As I write this letter - which has consumed several days - I’ve slowly but surely begun to accept the fact that you might never greet me again, or text me asking to FaceTime, or smile my way briefly in passing. In this new reality, I find the only direction to move is forward, and I can’t do that until I accept this fate. I hope that acceptance will come soon because the pain of not knowing you is unbearable. All of this will fade slowly and ache like a wound. As macabre as this metaphor is, I hope you leave a scar because its story would be the loveliest of them all.
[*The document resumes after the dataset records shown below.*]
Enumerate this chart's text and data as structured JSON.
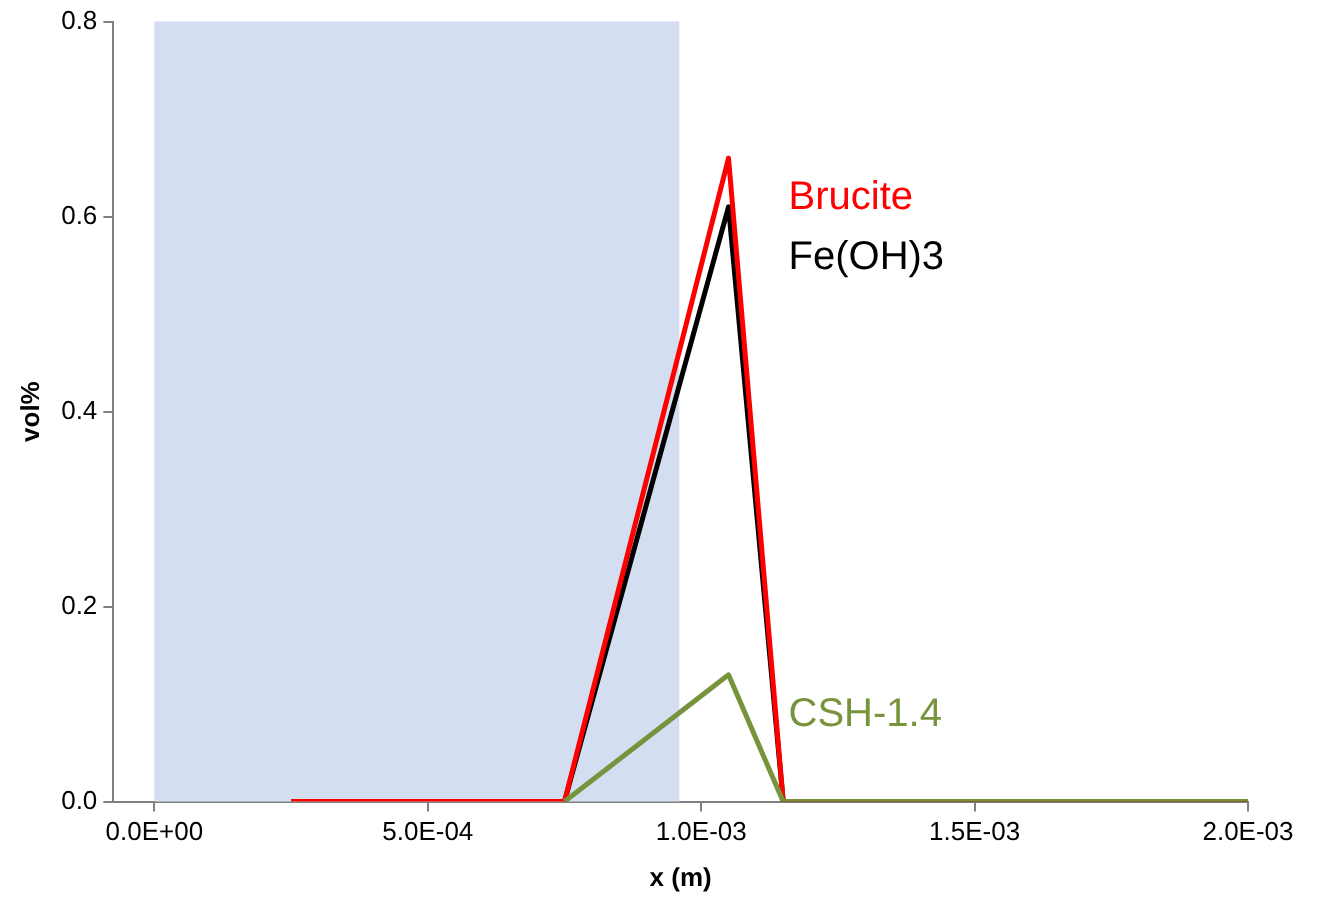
{
  "chart_data": {
    "type": "line",
    "xlabel": "x (m)",
    "ylabel": "vol%",
    "xlim": [
      -7.5e-05,
      0.002
    ],
    "xticks": [
      {
        "value": 0,
        "label": "0.0E+00"
      },
      {
        "value": 0.0005,
        "label": "5.0E-04"
      },
      {
        "value": 0.001,
        "label": "1.0E-03"
      },
      {
        "value": 0.0015,
        "label": "1.5E-03"
      },
      {
        "value": 0.002,
        "label": "2.0E-03"
      }
    ],
    "ylim": [
      0,
      0.8
    ],
    "yticks": [
      {
        "value": 0,
        "label": "0.0"
      },
      {
        "value": 0.2,
        "label": "0.2"
      },
      {
        "value": 0.4,
        "label": "0.4"
      },
      {
        "value": 0.6,
        "label": "0.6"
      },
      {
        "value": 0.8,
        "label": "0.8"
      }
    ],
    "bands": [
      {
        "axis": "x",
        "from": 0,
        "to": 0.00096,
        "color": "#d3dff0"
      }
    ],
    "grid": false,
    "legend": false,
    "marker": "none",
    "line_style": "solid",
    "series": [
      {
        "name": "CSH-1.4",
        "color": "#77933c",
        "x": [
          0.00075,
          0.00105,
          0.00115,
          0.002
        ],
        "values": [
          0,
          0.13,
          0,
          0
        ]
      },
      {
        "name": "Brucite",
        "color": "#ff0000",
        "x": [
          0.00025,
          0.00075,
          0.00105,
          0.00115,
          0.002
        ],
        "values": [
          0,
          0,
          0.66,
          0,
          0
        ]
      },
      {
        "name": "Fe(OH)3",
        "color": "#000000",
        "x": [
          0.00075,
          0.00105,
          0.00115,
          0.002
        ],
        "values": [
          0,
          0.61,
          0,
          0
        ]
      }
    ]
  }
}
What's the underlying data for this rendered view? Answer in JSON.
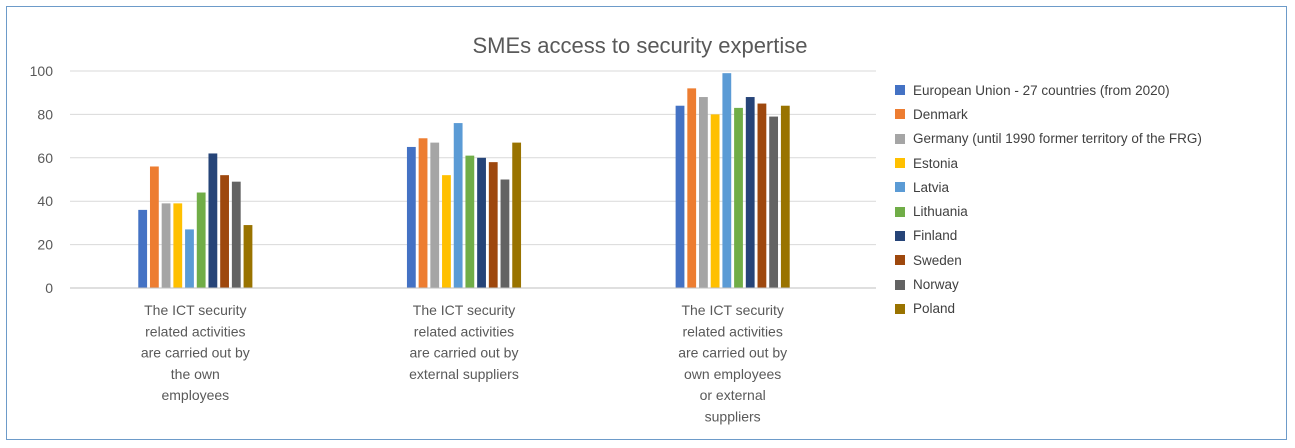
{
  "chart_data": {
    "type": "bar",
    "title": "SMEs access to security expertise",
    "xlabel": "",
    "ylabel": "",
    "ylim": [
      0,
      100
    ],
    "yticks": [
      0,
      20,
      40,
      60,
      80,
      100
    ],
    "grid": true,
    "legend_position": "right",
    "categories": [
      "The ICT security related activities are carried out by the own employees",
      "The ICT security related activities are carried out by external suppliers",
      "The ICT security related activities are carried out by own employees or external suppliers"
    ],
    "category_lines": [
      [
        "The ICT security",
        "related activities",
        "are carried out by",
        "the own",
        "employees"
      ],
      [
        "The ICT security",
        "related activities",
        "are carried out by",
        "external suppliers"
      ],
      [
        "The ICT security",
        "related activities",
        "are carried out by",
        "own employees",
        "or external",
        "suppliers"
      ]
    ],
    "series": [
      {
        "name": "European Union - 27 countries (from 2020)",
        "color": "#4472C4",
        "values": [
          36,
          65,
          84
        ]
      },
      {
        "name": "Denmark",
        "color": "#ED7D31",
        "values": [
          56,
          69,
          92
        ]
      },
      {
        "name": "Germany (until 1990 former territory of the FRG)",
        "color": "#A5A5A5",
        "values": [
          39,
          67,
          88
        ]
      },
      {
        "name": "Estonia",
        "color": "#FFC000",
        "values": [
          39,
          52,
          80
        ]
      },
      {
        "name": "Latvia",
        "color": "#5B9BD5",
        "values": [
          27,
          76,
          99
        ]
      },
      {
        "name": "Lithuania",
        "color": "#70AD47",
        "values": [
          44,
          61,
          83
        ]
      },
      {
        "name": "Finland",
        "color": "#264478",
        "values": [
          62,
          60,
          88
        ]
      },
      {
        "name": "Sweden",
        "color": "#9E480E",
        "values": [
          52,
          58,
          85
        ]
      },
      {
        "name": "Norway",
        "color": "#636363",
        "values": [
          49,
          50,
          79
        ]
      },
      {
        "name": "Poland",
        "color": "#997300",
        "values": [
          29,
          67,
          84
        ]
      }
    ]
  }
}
Every choice is the right one, remember that. All of them will lead you to the future you’re meant to have, the people you’re meant to love, the lessons you’re meant to learn, and the ways you’re meant to change. To be loved, is to be changed after all. I hope that void gets filled by something or someone. I hope you smile a lot, and find the people and things and love that make life worth living. Above all, I hope you’re happy wherever all that may be.

My last act of love will be letting you go.

That's it! Names were excluded obviously. Let me know if there's any changes, major or minor, to be made. Any and all feedback accepted. Please don't invalidate or disregard my emotions and feelings simply because I'm a teenager. I know what being in love is like. The fact that we are both under 18 doesn't mean that we are incapable of feeling deeply, just as I state in the letter. Every day I wake up and miss him and I can't imagine us being with anyone else and I wonder if I'll feel this way for the rest of my life. I think that's about as in love as in love can be, and us being under 18 doesn't render that meaningless.

I am still unsure if this will be given to him. I have been advised by irl best friend to not do it but she also acknowledged that ultimately it is my choice so I’d like to get some more opinions if people are up to it. Hopefully a consensus is reached soon? Or is that too much to ask?